Frédéric Dubois : Les aventuriers du rêve perdu
Scène

Frédéric Dubois : Les aventuriers du rêve perdu

Prophétique, Ducharme aurait vu avant l’heure les dérives de notre société autodestructrice dans Ines Pérée et Inat Tendu, selon le metteur en scène, Frédéric Dubois.
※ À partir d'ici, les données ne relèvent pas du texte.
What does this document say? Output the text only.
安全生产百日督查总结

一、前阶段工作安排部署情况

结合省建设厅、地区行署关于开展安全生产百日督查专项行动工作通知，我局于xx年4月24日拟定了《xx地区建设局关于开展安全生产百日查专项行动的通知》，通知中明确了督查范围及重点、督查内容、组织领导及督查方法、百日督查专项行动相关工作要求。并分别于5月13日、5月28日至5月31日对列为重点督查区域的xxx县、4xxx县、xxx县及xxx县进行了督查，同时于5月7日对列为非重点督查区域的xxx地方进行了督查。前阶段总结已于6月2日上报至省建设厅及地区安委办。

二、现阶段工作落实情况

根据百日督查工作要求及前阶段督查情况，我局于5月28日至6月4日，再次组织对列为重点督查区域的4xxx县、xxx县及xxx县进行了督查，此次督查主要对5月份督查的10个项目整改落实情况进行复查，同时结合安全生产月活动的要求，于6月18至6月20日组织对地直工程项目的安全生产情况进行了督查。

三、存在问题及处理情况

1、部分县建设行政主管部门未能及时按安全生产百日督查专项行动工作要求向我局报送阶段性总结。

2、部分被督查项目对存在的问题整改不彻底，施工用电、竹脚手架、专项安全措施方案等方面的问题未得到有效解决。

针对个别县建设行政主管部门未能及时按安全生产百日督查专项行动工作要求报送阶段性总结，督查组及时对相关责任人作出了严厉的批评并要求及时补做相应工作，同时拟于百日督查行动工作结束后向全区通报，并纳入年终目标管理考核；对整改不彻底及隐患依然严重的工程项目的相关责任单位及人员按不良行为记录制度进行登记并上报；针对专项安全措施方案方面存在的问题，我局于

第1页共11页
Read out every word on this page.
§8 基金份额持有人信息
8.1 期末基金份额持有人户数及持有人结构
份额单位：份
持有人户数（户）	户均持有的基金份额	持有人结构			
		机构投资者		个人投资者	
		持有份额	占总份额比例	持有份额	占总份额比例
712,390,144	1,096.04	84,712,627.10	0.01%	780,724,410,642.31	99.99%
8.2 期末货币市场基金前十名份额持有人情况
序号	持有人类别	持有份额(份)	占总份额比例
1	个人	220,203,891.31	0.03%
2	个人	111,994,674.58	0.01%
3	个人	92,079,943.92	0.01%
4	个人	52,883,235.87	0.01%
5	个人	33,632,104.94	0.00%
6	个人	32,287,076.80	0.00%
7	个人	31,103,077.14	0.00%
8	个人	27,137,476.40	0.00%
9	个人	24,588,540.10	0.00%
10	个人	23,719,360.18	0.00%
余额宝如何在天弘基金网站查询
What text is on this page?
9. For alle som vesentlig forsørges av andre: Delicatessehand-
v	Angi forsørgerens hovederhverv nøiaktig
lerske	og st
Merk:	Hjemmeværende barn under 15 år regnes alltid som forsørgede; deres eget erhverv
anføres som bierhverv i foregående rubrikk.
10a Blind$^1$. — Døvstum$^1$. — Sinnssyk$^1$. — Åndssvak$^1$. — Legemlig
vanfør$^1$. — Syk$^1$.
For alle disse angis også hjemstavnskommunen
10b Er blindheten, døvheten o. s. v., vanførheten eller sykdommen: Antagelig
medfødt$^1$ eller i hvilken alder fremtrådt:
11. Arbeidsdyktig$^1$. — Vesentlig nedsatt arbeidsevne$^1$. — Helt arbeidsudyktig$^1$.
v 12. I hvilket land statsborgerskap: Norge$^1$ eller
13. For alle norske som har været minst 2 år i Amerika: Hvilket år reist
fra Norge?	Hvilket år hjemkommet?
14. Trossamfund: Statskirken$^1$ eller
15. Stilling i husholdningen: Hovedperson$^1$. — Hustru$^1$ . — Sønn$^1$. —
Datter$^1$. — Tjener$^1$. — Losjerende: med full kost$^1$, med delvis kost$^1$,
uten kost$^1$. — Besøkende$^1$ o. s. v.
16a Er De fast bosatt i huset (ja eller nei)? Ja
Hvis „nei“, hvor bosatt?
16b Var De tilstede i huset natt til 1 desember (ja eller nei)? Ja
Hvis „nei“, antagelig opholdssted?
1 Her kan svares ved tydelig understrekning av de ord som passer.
Ils résistent à se conformer à l’ordre du monde, lui opposant leurs rêves sans compromis, au risque de ne jamais intégrer les rangs de la société. La quête marginale d’Ines Pérée et Inat Tendu rejoint celle de leur géniteur, Réjean Ducharme, l’écrivain invisible qui n’a jamais traversé le mur le séparant de la place publique. Le metteur en scène Frédéric Dubois, amoureux des héros libres qui osent brandir leur imaginaire délirant et leur révolte radicale face à l’absurdité de la vie, était destiné à les rencontrer. "La quête impossible d’authenticité, d’idéal et de pureté de ces enfants qui ont un regard franc sur les choses est d’abord un cri de révolte. L’intérêt de cette pièce est de rappeler que c’est possible de dire non pour mieux dire oui. Il faut rester réveillé. La révolte faite avec lucidité et ludisme peut changer les choses."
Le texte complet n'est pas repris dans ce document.